BitTorrent (BTT) is a TRC-10 utility token on the Tron blockchain. BTT initially organised an airdrop for all TRX hodlers that was supposed to run from February 2019 until 2025. The airdrop was stopped after 16 successful rounds, which saw 25.987 billion BTT distributed to TRX hodlers.
The BTT team stated that the airdrop was a success as the users of BitTorrent speed grew to over 12 million. BTT currently trades at $0.0039 at the time of writing.
1inch, a decentralised exchange like Uniswap, held an airdrop of its utility and governance token in December 2020. 90 million 1inch tokens were airdropped to over 55,000 addresses that made a minimum of four trades or traded over $20 before September 2020.
In February this year, another airdrop was distributed to Uniswap traders who have not swapped tokens in the 1inch exchange before. Six million 1inch tokens were distributed to traders who have made at least three trades in 2021.
Initial coin offerings (ICOs) are a method of raising capital for new crypto projects. It involves paying a sum in cryptocurrencies (typically ETH) or fiat currency to receive a portion of the project's tokens. Some of the successful ICOs of all time were EOS, Tezos, and Filecoin.
Airdrops, on the other hand, do not require people to pay money to receive tokens because they are free and primarily used to drive brand awareness or to reward users. Some ICOs even use airdrops to promote awareness before launching.
In essence, the major difference between both is that you pay money (crypto or fiat) for receiving tokens in an ICO, while for an airdrop, you pay nothing. Airdrops that require payment of any form are almost certainly scams.
Staying updated on the latest airdrop isn't really hard when you have the right resources.
Twitter and Telegram have been the discussion hub of most crypto enthusiasts. Developers of new crypto projects leverage these platforms for releasing information about upcoming airdrops.
Some Telegram channels and Twitter accounts are dedicated to tracking and providing users with the latest airdrops, while websites have also been developed for this purpose.
Like every money-related activity, scams are bound to happen. To play it safe while claiming airdrops, users should be aware of these scams:
Pump and dumps are some of the most popular scams in the crypto markets.
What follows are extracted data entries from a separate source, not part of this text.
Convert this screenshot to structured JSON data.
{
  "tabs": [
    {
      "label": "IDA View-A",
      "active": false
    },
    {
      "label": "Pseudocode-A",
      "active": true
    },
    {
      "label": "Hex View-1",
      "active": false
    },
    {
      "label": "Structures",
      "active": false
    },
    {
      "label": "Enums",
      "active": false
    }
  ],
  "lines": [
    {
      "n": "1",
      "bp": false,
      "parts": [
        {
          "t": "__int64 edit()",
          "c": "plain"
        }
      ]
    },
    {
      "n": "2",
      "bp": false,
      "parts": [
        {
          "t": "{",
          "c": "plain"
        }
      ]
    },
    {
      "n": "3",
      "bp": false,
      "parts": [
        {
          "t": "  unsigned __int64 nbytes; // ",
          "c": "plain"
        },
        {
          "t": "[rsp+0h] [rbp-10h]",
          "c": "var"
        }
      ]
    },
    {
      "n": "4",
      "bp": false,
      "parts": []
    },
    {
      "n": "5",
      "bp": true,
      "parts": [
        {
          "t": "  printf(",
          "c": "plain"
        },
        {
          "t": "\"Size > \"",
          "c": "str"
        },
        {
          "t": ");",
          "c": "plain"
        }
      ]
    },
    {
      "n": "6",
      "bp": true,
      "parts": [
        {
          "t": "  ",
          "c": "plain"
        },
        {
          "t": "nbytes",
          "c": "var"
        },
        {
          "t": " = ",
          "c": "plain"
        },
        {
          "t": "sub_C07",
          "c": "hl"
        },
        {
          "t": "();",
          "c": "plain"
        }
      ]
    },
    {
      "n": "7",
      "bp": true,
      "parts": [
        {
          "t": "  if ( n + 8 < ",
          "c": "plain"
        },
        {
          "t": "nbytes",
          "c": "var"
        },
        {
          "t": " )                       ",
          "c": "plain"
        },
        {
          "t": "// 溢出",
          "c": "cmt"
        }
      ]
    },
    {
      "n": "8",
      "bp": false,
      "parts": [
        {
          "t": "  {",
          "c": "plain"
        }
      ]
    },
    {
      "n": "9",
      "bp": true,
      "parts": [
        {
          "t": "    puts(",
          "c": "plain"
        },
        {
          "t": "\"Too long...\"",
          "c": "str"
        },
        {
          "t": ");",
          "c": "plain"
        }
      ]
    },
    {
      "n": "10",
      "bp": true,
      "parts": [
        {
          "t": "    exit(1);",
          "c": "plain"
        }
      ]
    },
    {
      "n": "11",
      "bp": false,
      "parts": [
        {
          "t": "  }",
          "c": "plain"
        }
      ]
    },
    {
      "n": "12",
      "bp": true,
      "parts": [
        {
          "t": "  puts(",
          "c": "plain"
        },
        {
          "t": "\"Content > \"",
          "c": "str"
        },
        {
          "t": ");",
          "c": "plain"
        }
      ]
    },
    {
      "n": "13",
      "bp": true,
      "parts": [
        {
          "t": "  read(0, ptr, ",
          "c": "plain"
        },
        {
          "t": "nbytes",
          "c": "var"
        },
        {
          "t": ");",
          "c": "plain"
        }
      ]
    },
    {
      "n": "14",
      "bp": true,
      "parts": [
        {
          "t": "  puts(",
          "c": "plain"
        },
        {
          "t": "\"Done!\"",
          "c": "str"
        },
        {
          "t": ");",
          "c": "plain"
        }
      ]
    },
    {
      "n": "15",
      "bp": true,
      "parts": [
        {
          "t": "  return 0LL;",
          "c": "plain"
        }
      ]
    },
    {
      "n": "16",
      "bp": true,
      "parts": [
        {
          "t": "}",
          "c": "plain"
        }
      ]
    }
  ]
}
Pump and dump scams typically involve the developers of a coin creating hype on social media through airdrops and advertising for it to be listed in an exchange. Once the price pumps (i.e. increases sharply), the developers sell off all their tokens for a profit and abandon the project.
This is why most people sell their airdrops immediately after they receive them. One way to avoid such scams is to do thorough research about a project, looking at the tokenomics, project whitepaper and developers’ activities.
Airdrops that require the provision of your wallet's private key before receiving tokens are almost certainly scams and should always be avoided. Private keys are like the PINs to your wallet, and revealing them in an airdrop means giving people access to take your coins. Real airdrops will only require you to provide your public wallet address and nothing else.
Scammers have targeted airdrops as another way of performing dusting and phishing attacks. These types of scams require people to register with an email address and provide sensitive information for a small amount of tokens. This information is then used to reveal the user of a particular address to extort them. The best way to avoid these scams is to have a separate wallet just for airdrops and to never share personal information when using your crypto wallet.